散歩しながら、デジカメで花や鳥を撮る。夏井川溪谷の無量庵でも菜園の草を引き、生ごみを埋めたあと、周囲をめぐってパチリとやる。無量庵の庭。地べたに、棚状にクモの巣が張ってあった。雨上がり。細かな水滴がびっしり付いている。パチリとやって拡大すると、面白い水玉模様になった=写真。写真のワナだな、これは。

3・11後もいわきでは普通に郊外をめぐり、花や鳥やキノコをパチリとやることができる。双葉郡との比較でそれを意識したのは、つい最近だ。

被災者の交流スペース「ぶらっと」。津波被害に遭った人や、原発事故から避難してきた人たちが利用する。ボランティアを兼ねる人もいる。

津波で家を失い、原発事故のために家があっても帰れない人たちもまた、日ごろから野草や鳥やキノコに接していたはずだ。家庭菜園を営む人も多かったに違いない。その楽しみが奪われた。普通が普通でなくなった。

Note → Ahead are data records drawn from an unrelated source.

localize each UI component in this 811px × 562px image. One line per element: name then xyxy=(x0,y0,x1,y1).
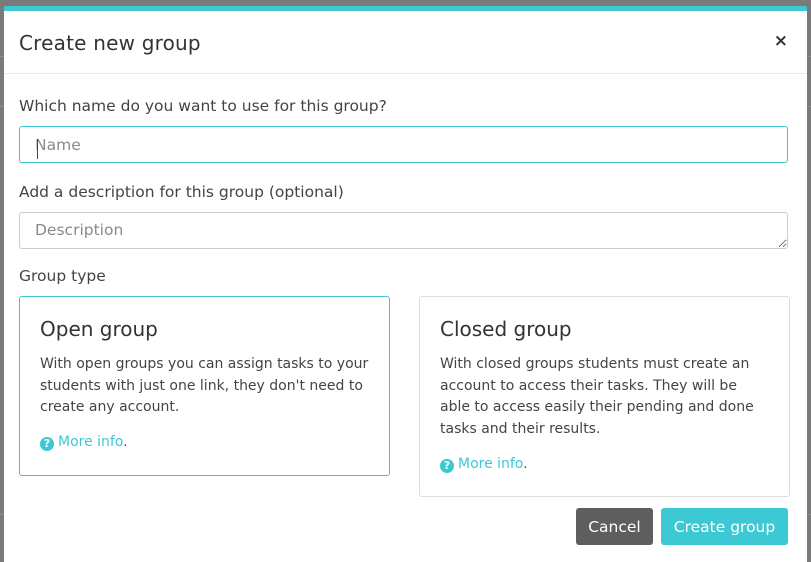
card-title: Open group xyxy=(40,317,158,341)
question-circle-icon: ? xyxy=(40,437,54,452)
group-name-input[interactable] xyxy=(19,126,788,163)
header-divider xyxy=(4,73,807,74)
modal-title: Create new group xyxy=(19,31,201,55)
card-description: With open groups you can assign tasks to… xyxy=(40,356,369,416)
cancel-button[interactable]: Cancel xyxy=(576,508,653,545)
description-label: Add a description for this group (option… xyxy=(19,183,344,201)
close-icon[interactable]: × xyxy=(774,33,788,50)
more-info-label: More info xyxy=(458,455,524,472)
more-info-line: ? More info. xyxy=(40,434,369,452)
name-label: Which name do you want to use for this g… xyxy=(19,97,387,115)
create-group-button[interactable]: Create group xyxy=(661,508,788,545)
more-info-link[interactable]: ? More info xyxy=(40,434,124,452)
group-type-open-card[interactable]: Open group With open groups you can assi… xyxy=(19,296,390,476)
card-title: Closed group xyxy=(440,317,572,341)
group-type-closed-card[interactable]: Closed group With closed groups students… xyxy=(419,296,790,497)
more-info-suffix: . xyxy=(123,434,128,451)
more-info-label: More info xyxy=(58,434,124,451)
more-info-link[interactable]: ? More info xyxy=(440,455,524,473)
card-description: With closed groups students must create … xyxy=(440,356,754,438)
more-info-line: ? More info. xyxy=(440,456,769,473)
question-circle-icon: ? xyxy=(440,458,454,473)
more-info-suffix: . xyxy=(523,455,528,472)
text-caret xyxy=(37,139,38,159)
create-group-modal: Create new group × Which name do you wan… xyxy=(4,6,807,562)
group-description-field[interactable] xyxy=(19,212,788,249)
group-type-label: Group type xyxy=(19,267,106,285)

カミサンが無量庵の庭に咲くネジバナを摘んで、「ぶらっと」に飾った。「なつかしかった」と双葉郡から避難している人が語った。ヤマユリは阿武隈高地に夏を告げる花。きのう(7月24日)、小欄に書きながら、双葉郡の人たちもふるさとのヤマユリの花を見たいだろうな――ふと、思った。

おとといときのう、ボランティアが参加して被災者に届ける情報紙「ぶらっと通信」第9号(8月1日付)の発送作業をした。<利用者の声>を読みながら、双葉郡の人たちも、いわきの人間も、同じ運命共同体の一員、という思いを深くした。

<利用者の声>は68歳の浪江町の女性。相馬市のスーパーで買い物中に大地震に遭遇した。車で帰宅途中に津波を目撃して、急いで山側へと車の向きを変えた。なんとか自宅にたどりついたものの、家の中はめちゃくちゃ。実家へ避難して車の中で一夜を過ごしたら、避難勧告の無線が入った。

二本松からいわき、柏、そして勿来の娘さんのところで1年を過ごしたあと、今年4月から平の借り上げ住宅に住んでいる。ヨーカドーへ買い物に来て、偶然、「ぶらっと」を知った。今は週に2回ほど通っている。「これからも色々なニーズに応えられるように多様なことをやってもらえれば、私のように生き返れる人がもっと出てくると思います」

「生き返れる」という言葉に胸を打たれた。被災し、避難した人の言葉の深さ。あなたも、私も、同じ時間と空間を生きている“仲間”ですよ、一人じゃないですよ――そう伝えたくなった。